RBC qualifies to register covered bonds as a way to finance home loans outside of the securitization process, but its guarantor on the bonds did not. Morrison Foerster advised RBC on its registration.

According to a letter sent from the law firm to the SEC, the RBC limited partnership was established as the guarantor to continue making principal and interest payments in case the issuer becomes insolvent.

The SEC cleared the arrangement in a “no action” letter Friday, allowing the covered bond program to proceed.

Covered bonds are viewed as a structured finance success story in Europe, where the concept first derived. The bonds are considered a safe-haven investment and more than $164 billion in jumbo issuance appeared in the first seven months of 2011. A cover pool of mortgage loans, in which investors hold a preferential claim in the event of default, are a selling point to the bonds.

However, the bonds are expensive, considering the dual recourse structure that leaves banks liable for losses. A typical bullet repayment also tends to appeal to a separate investor base than securitization.

Moody’s Investors Service (MCO), which would be tapped to rate the RBC covered bonds, said in September it expects more U.S. banks to establish programs.

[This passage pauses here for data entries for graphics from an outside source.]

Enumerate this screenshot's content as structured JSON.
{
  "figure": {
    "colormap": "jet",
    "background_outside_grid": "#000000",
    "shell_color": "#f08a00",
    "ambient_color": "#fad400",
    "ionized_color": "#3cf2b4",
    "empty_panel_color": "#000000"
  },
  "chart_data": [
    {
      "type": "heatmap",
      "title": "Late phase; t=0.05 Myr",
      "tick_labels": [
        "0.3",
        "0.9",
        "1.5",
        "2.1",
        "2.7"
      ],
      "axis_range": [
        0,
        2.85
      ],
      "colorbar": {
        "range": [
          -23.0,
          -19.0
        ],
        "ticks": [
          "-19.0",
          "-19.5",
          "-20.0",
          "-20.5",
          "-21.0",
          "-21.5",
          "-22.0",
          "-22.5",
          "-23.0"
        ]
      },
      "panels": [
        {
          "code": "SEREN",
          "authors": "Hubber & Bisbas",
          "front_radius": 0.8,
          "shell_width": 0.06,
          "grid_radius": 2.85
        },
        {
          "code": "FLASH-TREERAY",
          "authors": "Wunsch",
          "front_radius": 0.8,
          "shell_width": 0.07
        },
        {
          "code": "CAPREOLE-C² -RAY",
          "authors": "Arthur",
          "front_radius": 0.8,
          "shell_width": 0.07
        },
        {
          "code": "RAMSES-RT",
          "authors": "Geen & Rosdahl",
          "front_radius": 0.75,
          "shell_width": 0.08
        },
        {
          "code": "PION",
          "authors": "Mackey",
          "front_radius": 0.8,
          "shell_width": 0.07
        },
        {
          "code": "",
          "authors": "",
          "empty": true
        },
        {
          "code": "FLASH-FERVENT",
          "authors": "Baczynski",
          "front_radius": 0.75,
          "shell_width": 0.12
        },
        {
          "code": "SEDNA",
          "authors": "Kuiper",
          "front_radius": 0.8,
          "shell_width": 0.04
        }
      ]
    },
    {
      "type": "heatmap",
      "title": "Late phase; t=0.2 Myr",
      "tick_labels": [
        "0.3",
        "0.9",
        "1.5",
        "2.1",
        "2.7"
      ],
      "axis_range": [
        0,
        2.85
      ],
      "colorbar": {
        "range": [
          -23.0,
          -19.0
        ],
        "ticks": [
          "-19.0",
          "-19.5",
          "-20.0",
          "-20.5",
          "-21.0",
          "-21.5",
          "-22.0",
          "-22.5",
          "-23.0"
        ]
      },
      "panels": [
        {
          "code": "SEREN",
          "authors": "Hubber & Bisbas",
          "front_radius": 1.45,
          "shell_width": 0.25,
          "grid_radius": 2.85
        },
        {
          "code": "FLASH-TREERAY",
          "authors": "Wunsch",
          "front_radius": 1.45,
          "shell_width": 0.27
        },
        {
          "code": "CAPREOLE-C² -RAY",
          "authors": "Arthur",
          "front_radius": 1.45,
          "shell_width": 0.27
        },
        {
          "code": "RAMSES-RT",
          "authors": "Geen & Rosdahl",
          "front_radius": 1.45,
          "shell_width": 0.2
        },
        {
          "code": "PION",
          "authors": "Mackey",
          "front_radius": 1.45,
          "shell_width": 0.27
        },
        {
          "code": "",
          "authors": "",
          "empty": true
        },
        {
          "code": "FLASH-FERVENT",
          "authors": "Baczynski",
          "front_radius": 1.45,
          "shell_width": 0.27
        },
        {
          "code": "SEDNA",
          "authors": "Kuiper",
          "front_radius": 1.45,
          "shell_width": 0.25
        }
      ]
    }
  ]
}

Lawmakers, led by Rep. Scott Garrett, R-N.J., continue work to establish a covered bond framework in the U.S., but a bill has only made it out of a House committee. A pair of senators attempted to move the legislation forward in March to no avail. Putting in a regulatory framework for covered bonds is viewed as a necessary step towards gaining investor trust domestically, thereby establishing robust platform. However the law does not prevent issuance. In the past, banks issued two dollar-denominated covered bond platforms, which continue to trade in the secondary market.

“The growing acceptance of covered bonds among U.S. regulators is a positive development,” said one of those lawmakers Sen. Kay Hagan, D-N.C., in a statement. “Unfortunately, until a legislative framework for covered bonds is in place in the U.S., our economy, U.S. lenders and their customers will be unable to benefit from the low cost funding that covered bonds provide. This is all the more reason for the Congress to act swiftly to pass legislation to authorize this mainstream capital markets product.”

Even though the SEC allowed the RBC deal to go through, not all American regulators are onboard for such programs based in the U.S.

In case of the issuing banks fail, the Federal Deposit Insurance Corp. would allow an entire pool to be liquidated in a short amount of time or pay the covered bond holders damages limited to the market value of those pools, likely at highly discounted prices during times of crises. The FDIC has lobbied against the Garrett legislation, arguing it should hold recourse to failed covered bond issuer assets, and not investors.

But foreign banks are continue to look for ways to expand the covered bond market in the U.S. through SEC blessings. According to a fact sheet provided by Morrison Foerster, issuers that do no use the two-tier structure to segregate the cover pool, as RBC did, would not get clearance by the SEC.

“(RBC) believes that covered bonds would provide an attractive investment alternative in the United States, and therefore believes that conducting a covered bond offering on a registered basis would greatly facilitate the introduction of the product in the United States,” according to the law firm letter to the SEC.